Scrape Stock Prices and Financial Data with Python (Step-by-Step)

May 02, 2026 · tutorial · #python, #stocks, #finance, #web-scraping, #csv, #sqlite, #requests, #datasets, #proxies

If you want stock prices and basic financial time series in a dataset you control, you don’t need a Bloomberg terminal to start.

In this tutorial we’ll build a small-but-real pipeline in Python that:

downloads a symbol list (tickers)
fetches historical OHLCV for each symbol as CSV
normalizes columns + dates
exports:
- a combined CSV (easy to inspect)
- a SQLite database (easy to query and keep history)

We’ll do it against Stooq (a public market data site with simple CSV endpoints). That keeps the focus on the engineering patterns you’ll reuse everywhere:

resilient network layer (timeouts, retries, backoff)
polite pacing
checkpointing so reruns don’t restart from scratch
optional proxy routing with ProxiesAPI

Stooq daily data download page (we’ll use the CSV endpoints behind this)

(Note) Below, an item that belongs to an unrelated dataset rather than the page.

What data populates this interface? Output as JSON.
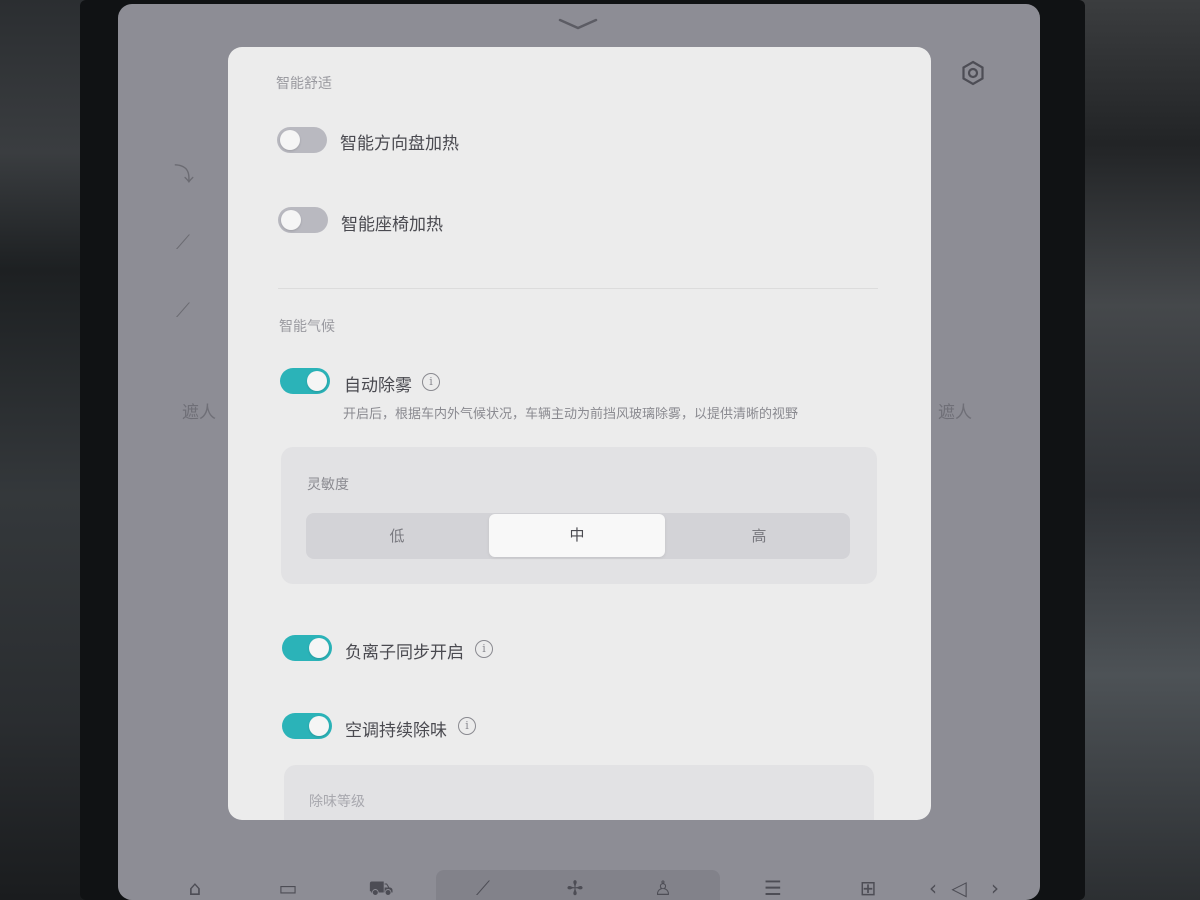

Keep your data pipelines stable with ProxiesAPI

When your daily dataset grows (more symbols, more downloads), transient 429/5xx and network flakiness show up fast. ProxiesAPI helps you keep the fetch layer consistent with a cleaner proxy + retry strategy.

Get 1,000 free API calls View pricing

What we’re scraping (and why Stooq)

Stooq exposes historical price data through simple CSV URLs like:

https://stooq.com/q/d/l/?s=aapl.us&i=d (AAPL daily)
https://stooq.com/q/d/l/?s=tsla.us&i=d (TSLA daily)

Where:

s= is the symbol (Stooq uses lowercase, and U.S. equities often end with .us)
i= is interval:
- d = daily
- w = weekly
- m = monthly

The response is a plain CSV:

Date,Open,High,Low,Close,Volume
2026-04-24,....

That’s ideal for a tutorial because we can build a dataset builder without brittle HTML parsing.

Important note (honesty)

Stooq is not an official exchange feed, and any public data source can change terms or availability.

If you need licensed, guaranteed market data for a commercial product, use a paid provider. This guide is for learning / internal datasets.

Setup

python -m venv .venv
source .venv/bin/activate
pip install requests pandas tenacity python-dotenv

We’ll use:

requests for HTTP
pandas for parsing and merging CSVs
tenacity for clean retries with backoff
python-dotenv for local env vars

Create .env:

PROXIESAPI_PROXY_URL="http://user:pass@gw.proxiesapi.com:10000"

Why this format? Most proxy services (including ProxiesAPI-style setups) provide a standard proxy gateway (host/port + credentials). requests can route through it with proxies={"http": ..., "https": ...}.

If your ProxiesAPI account uses a different integration (API gateway URL you call with ?url=), keep the same retry and timeout patterns and swap the session.get() implementation.

Step 1: A resilient fetch layer (timeouts + retries + optional ProxiesAPI)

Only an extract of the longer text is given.